Julian Assange lässt Australier über sein Schicksal abstimmen

Wikileaks-Gründer Julian Assange versucht, über ein Parlamentsmandat im australischen Oberhaus wieder freizukommen.

Derzeit lebt der 41-Jährige in der ecuadorianischen Botschaft in London. Wenn er ein Parlamentsmandat habe, werde das US-Justizministerium aus Sorge um diplomatische Verwicklungen von weiterer Strafverfolgung gegen ihn absehen, sagte Assange dem australischen Internetmagazin „The Conversation“.

Die britische Regierung werde dem folgen. Falls London ihn nicht ausreisen lasse, „wären die politischen Kosten des Status quo noch höher“, sagte Julian Assange. Das Oberhaus in Australien wird am 14.September gewählt. In Australien laufen derzeit die Vorbereitungen zur Gründung einer Wikileaks-Partei. Der Australier Assange hält sich seit Juni 2012 in der Botschaft auf, um einer Auslieferung nach Schweden zu entgehen. Dort werden ihm Sexualdelikte zur Last gelegt. Assange fürchtet, von Schweden in die USA ausgeliefert zu werden, wo ihm wegen der Veröffentlichung vertraulicher US-Dokumente über Wikileaks der Prozess gemacht werden könnte.
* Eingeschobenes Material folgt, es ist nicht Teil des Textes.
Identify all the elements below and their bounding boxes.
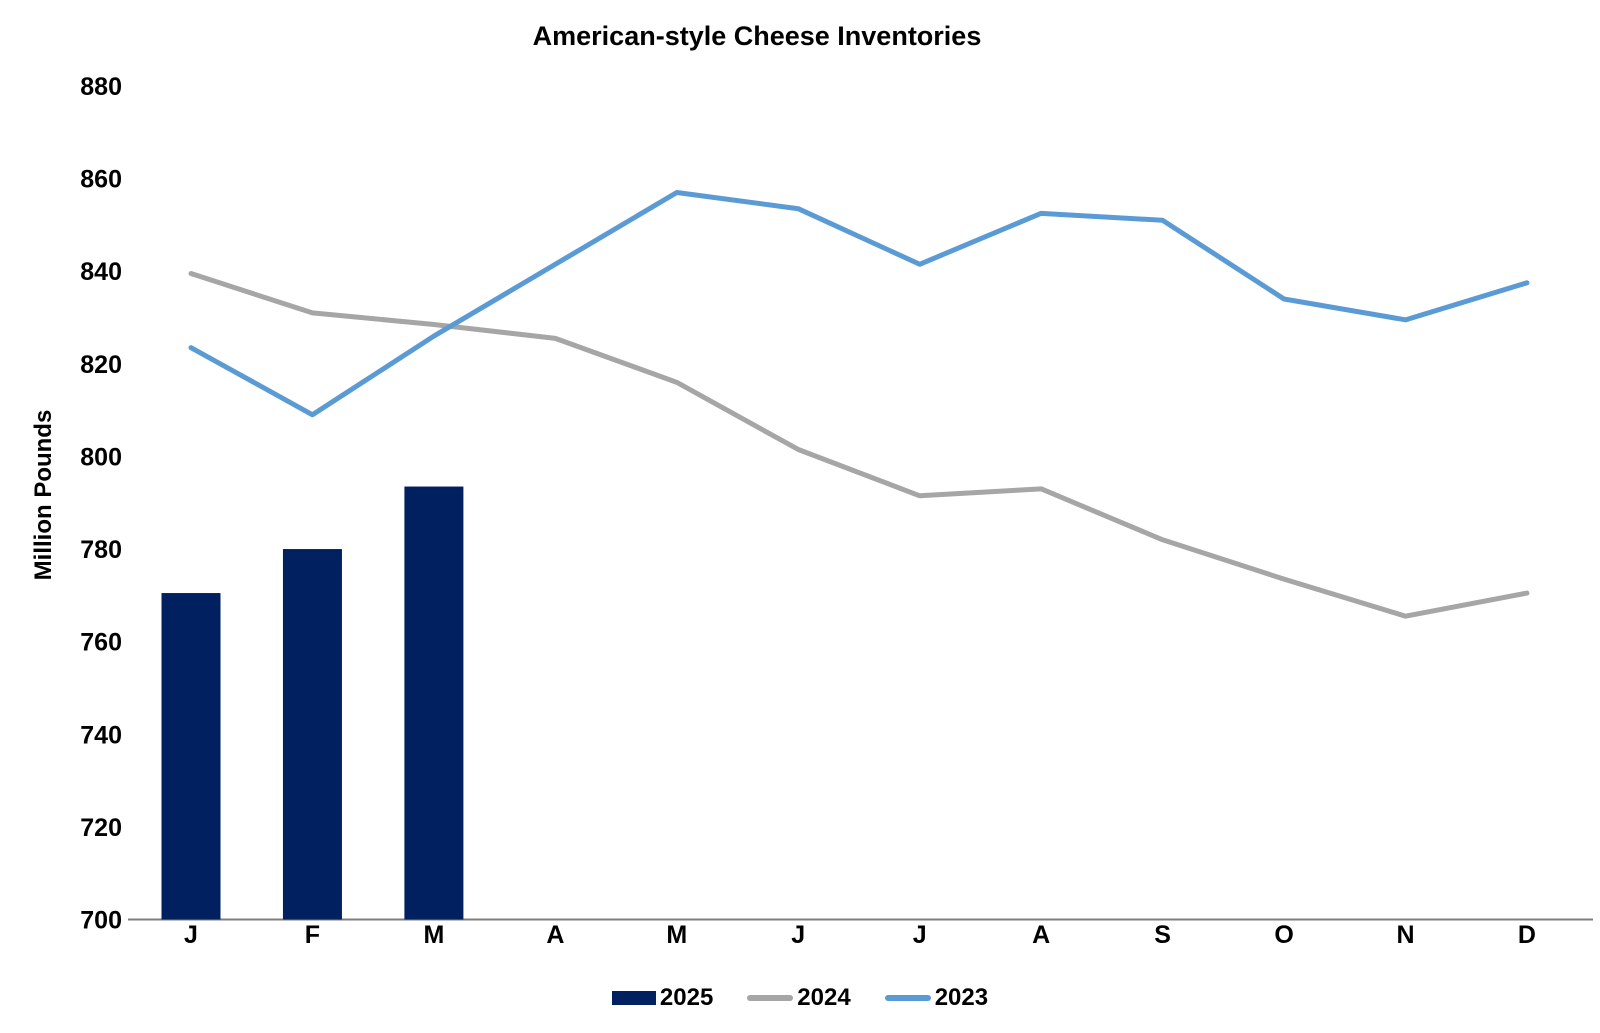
legend-label-2024: 2024	[797, 984, 851, 1011]
bar-2025-J-0	[161, 593, 221, 920]
chart-title: American-style Cheese Inventories	[532, 21, 982, 51]
legend-item-2024: 2024	[747, 984, 851, 1012]
legend-item-2025: 2025	[611, 984, 714, 1012]
legend-swatch-2024-line	[747, 995, 794, 1001]
y-tick-label-720: 720	[80, 814, 122, 842]
x-tick-label-D-11: D	[1518, 921, 1536, 949]
legend-swatch-2025-bar	[611, 991, 656, 1005]
legend: 2025 2024 2023	[0, 984, 1600, 1012]
y-tick-label-880: 880	[80, 73, 122, 101]
x-tick-label-J-6: J	[913, 921, 927, 949]
x-tick-label-A-3: A	[546, 921, 564, 949]
y-tick-label-840: 840	[80, 258, 122, 286]
x-tick-label-A-7: A	[1032, 921, 1050, 949]
y-tick-label-800: 800	[80, 443, 122, 471]
y-tick-label-760: 760	[80, 629, 122, 657]
x-tick-label-M-2: M	[423, 921, 444, 949]
legend-label-2025: 2025	[659, 984, 714, 1011]
line-2023	[188, 190, 1530, 418]
x-tick-label-J-0: J	[184, 921, 198, 949]
y-tick-label-780: 780	[80, 536, 122, 564]
legend-item-2023: 2023	[884, 984, 989, 1012]
x-tick-label-F-1: F	[305, 921, 320, 949]
y-tick-label-740: 740	[80, 721, 122, 749]
line-2024	[188, 271, 1530, 619]
bar-2025-M-2	[404, 486, 464, 920]
y-tick-label-820: 820	[80, 351, 122, 379]
x-tick-label-M-4: M	[666, 921, 687, 949]
x-tick-label-O-9: O	[1274, 921, 1293, 949]
bar-2025-F-1	[282, 549, 342, 920]
x-tick-label-S-8: S	[1154, 921, 1171, 949]
y-tick-label-860: 860	[80, 166, 122, 194]
x-tick-label-N-10: N	[1396, 921, 1414, 949]
y-tick-label-700: 700	[80, 907, 122, 935]
legend-swatch-2023-line	[884, 995, 931, 1001]
legend-label-2023: 2023	[934, 984, 989, 1011]
x-tick-label-J-5: J	[791, 921, 805, 949]
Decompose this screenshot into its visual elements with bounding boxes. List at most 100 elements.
Ecuador hat Assange politisches Asyl zugesichert. Bereits am Sonntag mahnte der wiedergewählte Präsident Ecuadors, Raffael Correa, eine schnelle Lösung an und bekräftigte die Forderung seiner Regierung, Assange entweder einen Passierschein zu gewähren oder eine Anhörung durch einen schwedischen Richter in London zuzulassen.